O avanço já aparece nas vendas. No primeiro semestre de 2026, foram comercializados 215 mil veículos eletrificados, um crescimento de 125% em relação ao mesmo período do ano anterior. A categoria representou 15,8% do mercado brasileiro de veículos leves – ou cerca de 16 de cada 100 unidades vendidas.

Esse grupo mais amplo inclui tanto os modelos que dependem de recarga externa (elétricos e híbridos plug-in) quanto os híbridos convencionais e híbridos flex. Em junho, os plug-in responderam por 83% das vendas de eletrificados no país, de acordo com a ABVE.

A rede pública também está crescendo. O levantamento mais recente da ABVE e da Tupi, com dados consolidados até maio, identificou 25.429 pontos públicos e semi públicos de recarga no Brasil. O número representa uma alta de 20,7% em relação a fevereiro.

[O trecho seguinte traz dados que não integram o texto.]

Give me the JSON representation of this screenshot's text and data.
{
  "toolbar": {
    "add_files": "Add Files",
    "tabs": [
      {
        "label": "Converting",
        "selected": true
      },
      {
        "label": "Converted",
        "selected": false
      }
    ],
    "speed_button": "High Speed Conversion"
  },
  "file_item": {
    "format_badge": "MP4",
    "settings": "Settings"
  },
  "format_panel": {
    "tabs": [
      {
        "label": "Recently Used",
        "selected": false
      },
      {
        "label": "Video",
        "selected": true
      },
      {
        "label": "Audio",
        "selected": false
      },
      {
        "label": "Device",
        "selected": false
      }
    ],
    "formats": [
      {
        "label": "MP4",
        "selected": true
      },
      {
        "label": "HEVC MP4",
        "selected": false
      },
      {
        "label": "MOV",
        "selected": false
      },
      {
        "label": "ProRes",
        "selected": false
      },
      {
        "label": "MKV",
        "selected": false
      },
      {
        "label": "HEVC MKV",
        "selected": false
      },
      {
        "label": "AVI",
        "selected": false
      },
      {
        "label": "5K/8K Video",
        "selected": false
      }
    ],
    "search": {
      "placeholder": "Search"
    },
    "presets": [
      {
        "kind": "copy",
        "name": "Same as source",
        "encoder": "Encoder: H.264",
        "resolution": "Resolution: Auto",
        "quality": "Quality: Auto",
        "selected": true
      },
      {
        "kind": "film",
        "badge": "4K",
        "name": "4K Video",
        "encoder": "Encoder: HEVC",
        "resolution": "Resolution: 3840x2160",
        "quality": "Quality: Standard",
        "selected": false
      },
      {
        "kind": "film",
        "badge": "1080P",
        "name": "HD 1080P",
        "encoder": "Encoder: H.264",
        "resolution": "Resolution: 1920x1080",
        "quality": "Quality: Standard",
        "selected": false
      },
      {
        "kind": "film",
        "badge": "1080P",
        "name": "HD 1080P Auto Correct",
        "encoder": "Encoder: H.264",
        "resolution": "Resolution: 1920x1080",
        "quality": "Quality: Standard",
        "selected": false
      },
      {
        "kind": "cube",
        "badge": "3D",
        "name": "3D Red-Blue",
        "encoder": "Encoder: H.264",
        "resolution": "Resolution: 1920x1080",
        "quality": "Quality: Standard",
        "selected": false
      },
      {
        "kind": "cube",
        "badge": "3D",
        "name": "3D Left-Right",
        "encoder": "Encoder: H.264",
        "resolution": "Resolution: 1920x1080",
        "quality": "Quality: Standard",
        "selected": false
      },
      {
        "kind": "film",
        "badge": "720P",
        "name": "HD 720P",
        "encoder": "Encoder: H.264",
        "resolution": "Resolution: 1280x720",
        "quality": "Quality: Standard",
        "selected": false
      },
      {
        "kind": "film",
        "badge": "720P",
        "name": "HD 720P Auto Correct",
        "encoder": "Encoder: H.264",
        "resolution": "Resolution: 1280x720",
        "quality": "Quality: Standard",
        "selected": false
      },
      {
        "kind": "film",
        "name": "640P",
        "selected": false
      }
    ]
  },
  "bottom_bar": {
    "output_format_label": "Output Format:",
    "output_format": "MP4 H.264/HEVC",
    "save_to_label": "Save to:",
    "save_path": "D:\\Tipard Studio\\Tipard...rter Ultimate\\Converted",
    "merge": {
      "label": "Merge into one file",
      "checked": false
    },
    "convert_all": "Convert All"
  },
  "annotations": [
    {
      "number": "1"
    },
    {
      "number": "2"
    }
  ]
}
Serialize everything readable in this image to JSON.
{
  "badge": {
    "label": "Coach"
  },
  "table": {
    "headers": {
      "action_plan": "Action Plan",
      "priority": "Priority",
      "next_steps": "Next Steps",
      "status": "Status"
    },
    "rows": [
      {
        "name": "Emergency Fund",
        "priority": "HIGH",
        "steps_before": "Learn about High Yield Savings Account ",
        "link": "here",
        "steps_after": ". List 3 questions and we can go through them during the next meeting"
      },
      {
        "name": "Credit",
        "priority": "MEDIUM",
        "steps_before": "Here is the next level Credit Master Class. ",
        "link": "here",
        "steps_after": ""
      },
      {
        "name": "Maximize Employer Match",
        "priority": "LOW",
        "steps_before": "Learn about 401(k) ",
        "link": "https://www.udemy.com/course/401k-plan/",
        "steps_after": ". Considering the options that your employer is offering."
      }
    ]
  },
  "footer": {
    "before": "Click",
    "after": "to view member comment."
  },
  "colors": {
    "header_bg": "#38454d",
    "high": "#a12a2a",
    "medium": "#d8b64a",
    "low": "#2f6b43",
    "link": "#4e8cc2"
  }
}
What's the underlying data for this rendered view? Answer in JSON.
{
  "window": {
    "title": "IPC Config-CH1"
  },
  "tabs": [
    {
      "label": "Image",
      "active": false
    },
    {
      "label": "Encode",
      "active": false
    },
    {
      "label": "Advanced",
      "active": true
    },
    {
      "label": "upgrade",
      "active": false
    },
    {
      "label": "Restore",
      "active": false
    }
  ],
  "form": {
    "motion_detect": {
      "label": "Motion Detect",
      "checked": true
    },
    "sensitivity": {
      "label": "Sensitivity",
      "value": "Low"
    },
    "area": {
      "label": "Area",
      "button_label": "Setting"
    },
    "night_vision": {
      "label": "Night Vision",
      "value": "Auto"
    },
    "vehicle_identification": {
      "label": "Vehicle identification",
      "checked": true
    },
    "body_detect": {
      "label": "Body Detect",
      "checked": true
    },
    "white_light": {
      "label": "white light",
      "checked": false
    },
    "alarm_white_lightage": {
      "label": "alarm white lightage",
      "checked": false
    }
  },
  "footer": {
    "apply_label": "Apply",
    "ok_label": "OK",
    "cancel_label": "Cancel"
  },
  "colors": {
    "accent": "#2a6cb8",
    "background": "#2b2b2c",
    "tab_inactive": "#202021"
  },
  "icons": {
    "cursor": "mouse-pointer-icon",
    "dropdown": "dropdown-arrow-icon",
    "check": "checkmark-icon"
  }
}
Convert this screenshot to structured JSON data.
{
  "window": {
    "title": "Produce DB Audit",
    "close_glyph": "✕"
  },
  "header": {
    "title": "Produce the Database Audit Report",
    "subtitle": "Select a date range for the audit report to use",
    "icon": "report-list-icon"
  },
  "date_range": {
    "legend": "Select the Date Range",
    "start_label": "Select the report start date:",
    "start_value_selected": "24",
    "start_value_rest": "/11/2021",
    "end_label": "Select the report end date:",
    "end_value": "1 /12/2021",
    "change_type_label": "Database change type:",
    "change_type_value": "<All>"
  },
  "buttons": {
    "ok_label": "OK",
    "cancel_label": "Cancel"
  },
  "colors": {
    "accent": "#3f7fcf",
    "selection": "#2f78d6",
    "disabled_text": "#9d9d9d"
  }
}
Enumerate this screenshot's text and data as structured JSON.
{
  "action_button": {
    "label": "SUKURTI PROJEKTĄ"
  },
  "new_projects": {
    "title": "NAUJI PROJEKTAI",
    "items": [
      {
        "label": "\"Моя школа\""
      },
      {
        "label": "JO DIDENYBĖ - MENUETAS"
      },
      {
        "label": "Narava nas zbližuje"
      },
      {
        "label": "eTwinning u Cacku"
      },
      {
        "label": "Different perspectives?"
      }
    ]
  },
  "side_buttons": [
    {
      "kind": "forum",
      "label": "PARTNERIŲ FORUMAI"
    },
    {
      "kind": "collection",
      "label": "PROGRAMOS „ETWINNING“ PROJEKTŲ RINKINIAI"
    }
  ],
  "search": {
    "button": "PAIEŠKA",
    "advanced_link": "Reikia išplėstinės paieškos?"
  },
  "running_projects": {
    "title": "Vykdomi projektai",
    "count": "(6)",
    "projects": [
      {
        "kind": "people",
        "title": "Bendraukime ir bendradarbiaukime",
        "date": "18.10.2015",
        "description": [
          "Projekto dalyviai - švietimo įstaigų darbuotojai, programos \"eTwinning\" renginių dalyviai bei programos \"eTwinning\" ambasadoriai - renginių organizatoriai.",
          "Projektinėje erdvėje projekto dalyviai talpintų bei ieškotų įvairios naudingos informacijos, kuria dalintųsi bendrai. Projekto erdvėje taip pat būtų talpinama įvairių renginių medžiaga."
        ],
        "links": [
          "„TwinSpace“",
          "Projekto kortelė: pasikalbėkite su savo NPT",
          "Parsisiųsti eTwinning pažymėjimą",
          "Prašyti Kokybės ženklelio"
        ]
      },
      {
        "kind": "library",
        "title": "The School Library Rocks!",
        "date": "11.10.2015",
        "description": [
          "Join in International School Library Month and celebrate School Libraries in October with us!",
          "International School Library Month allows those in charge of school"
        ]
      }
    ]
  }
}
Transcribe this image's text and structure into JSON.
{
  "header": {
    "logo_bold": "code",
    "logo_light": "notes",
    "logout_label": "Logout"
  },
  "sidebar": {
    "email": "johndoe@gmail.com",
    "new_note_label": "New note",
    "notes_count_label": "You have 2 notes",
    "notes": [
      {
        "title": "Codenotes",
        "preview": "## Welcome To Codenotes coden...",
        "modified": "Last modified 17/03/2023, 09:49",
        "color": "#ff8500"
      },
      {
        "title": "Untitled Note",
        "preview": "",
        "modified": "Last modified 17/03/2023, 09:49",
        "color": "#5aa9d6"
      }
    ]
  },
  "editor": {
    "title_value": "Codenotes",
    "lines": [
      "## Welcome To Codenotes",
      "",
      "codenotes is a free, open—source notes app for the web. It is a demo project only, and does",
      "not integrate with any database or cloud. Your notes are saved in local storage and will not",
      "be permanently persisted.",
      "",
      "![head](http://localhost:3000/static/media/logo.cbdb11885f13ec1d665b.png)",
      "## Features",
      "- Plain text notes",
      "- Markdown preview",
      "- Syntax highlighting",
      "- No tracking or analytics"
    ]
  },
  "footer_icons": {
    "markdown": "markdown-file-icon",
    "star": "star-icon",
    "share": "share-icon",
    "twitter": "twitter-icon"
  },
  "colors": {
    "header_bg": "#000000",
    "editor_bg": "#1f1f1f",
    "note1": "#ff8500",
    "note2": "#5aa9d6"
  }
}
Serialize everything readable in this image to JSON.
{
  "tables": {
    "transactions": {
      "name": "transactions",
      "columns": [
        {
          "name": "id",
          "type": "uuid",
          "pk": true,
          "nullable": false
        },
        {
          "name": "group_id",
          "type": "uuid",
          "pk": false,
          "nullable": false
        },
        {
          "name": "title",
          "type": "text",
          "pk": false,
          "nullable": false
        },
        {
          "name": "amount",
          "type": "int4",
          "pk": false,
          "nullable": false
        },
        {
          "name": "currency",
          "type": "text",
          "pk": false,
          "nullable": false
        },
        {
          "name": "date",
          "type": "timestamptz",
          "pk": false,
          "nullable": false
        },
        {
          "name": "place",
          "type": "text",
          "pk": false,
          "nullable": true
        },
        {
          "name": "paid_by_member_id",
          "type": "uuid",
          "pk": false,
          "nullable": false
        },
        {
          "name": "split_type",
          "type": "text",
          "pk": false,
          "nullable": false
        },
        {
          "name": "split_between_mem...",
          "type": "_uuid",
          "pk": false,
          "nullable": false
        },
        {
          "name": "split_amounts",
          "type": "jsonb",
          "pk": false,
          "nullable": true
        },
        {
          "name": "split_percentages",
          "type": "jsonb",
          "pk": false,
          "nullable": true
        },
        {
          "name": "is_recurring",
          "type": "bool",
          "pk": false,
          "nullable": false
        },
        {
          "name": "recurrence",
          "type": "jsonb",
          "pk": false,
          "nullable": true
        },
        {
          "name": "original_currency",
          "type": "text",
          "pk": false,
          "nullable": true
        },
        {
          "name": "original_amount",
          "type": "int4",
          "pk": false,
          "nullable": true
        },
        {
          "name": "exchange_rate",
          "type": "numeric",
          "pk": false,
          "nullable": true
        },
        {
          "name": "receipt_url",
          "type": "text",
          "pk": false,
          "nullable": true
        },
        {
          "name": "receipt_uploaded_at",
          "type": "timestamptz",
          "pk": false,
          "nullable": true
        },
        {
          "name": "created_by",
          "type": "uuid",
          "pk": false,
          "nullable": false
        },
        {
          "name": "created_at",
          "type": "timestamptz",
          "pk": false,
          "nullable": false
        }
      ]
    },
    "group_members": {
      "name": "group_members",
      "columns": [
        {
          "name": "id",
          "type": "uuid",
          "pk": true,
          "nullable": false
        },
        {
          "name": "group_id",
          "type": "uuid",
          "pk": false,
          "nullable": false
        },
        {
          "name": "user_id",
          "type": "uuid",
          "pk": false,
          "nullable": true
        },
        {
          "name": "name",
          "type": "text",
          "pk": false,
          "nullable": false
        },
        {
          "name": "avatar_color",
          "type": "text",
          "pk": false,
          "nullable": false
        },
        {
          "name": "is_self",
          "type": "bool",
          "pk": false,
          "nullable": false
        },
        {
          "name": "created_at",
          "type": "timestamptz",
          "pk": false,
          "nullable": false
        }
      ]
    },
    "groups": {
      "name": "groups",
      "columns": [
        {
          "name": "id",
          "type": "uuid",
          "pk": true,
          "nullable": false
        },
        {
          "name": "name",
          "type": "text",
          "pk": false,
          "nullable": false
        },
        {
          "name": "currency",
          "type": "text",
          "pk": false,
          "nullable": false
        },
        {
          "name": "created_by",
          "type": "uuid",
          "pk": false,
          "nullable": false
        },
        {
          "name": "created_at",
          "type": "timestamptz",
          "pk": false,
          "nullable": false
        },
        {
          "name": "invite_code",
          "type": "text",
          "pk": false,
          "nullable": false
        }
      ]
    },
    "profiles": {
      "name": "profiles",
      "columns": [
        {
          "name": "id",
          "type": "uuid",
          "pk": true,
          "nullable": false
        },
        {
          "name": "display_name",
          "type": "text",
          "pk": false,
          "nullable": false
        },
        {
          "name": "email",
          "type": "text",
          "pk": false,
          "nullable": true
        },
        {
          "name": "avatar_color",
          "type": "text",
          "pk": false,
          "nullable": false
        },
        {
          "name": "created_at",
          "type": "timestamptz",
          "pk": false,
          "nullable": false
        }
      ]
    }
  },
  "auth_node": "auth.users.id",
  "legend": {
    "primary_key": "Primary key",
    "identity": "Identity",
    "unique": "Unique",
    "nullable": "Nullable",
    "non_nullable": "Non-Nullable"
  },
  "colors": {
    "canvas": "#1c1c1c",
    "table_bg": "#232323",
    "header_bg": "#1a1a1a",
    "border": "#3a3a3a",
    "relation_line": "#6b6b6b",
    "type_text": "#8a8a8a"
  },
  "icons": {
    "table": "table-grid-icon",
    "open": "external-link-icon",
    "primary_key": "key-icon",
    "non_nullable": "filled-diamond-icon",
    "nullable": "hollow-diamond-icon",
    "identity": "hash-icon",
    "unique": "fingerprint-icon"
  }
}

Mas parte importante da transição para os veículos elétricos acontece dentro de casa. E, nos condomínios, instalar um carregador envolve mais do que encontrar um ponto próximo à vaga.

O DESAFIO CHEGA AOS CONDOMÍNIOS

A infraestrutura elétrica de muitos edifícios não foi projetada para atender vários veículos em recarga simultaneamente. À medida que mais moradores adotam modelos elétricos, os condomínios precisam avaliar a capacidade disponível e planejar como os novos equipamentos serão incorporados à rede.

Segundo o engenheiro eletricista Andrey Nikollas Bucko, da PSMR, a recarga deve ser feita em uma instalação dimensionada para esse tipo de demanda, com circuito adequado, dispositivos de proteção e equipamentos instalados por um profissional habilitado.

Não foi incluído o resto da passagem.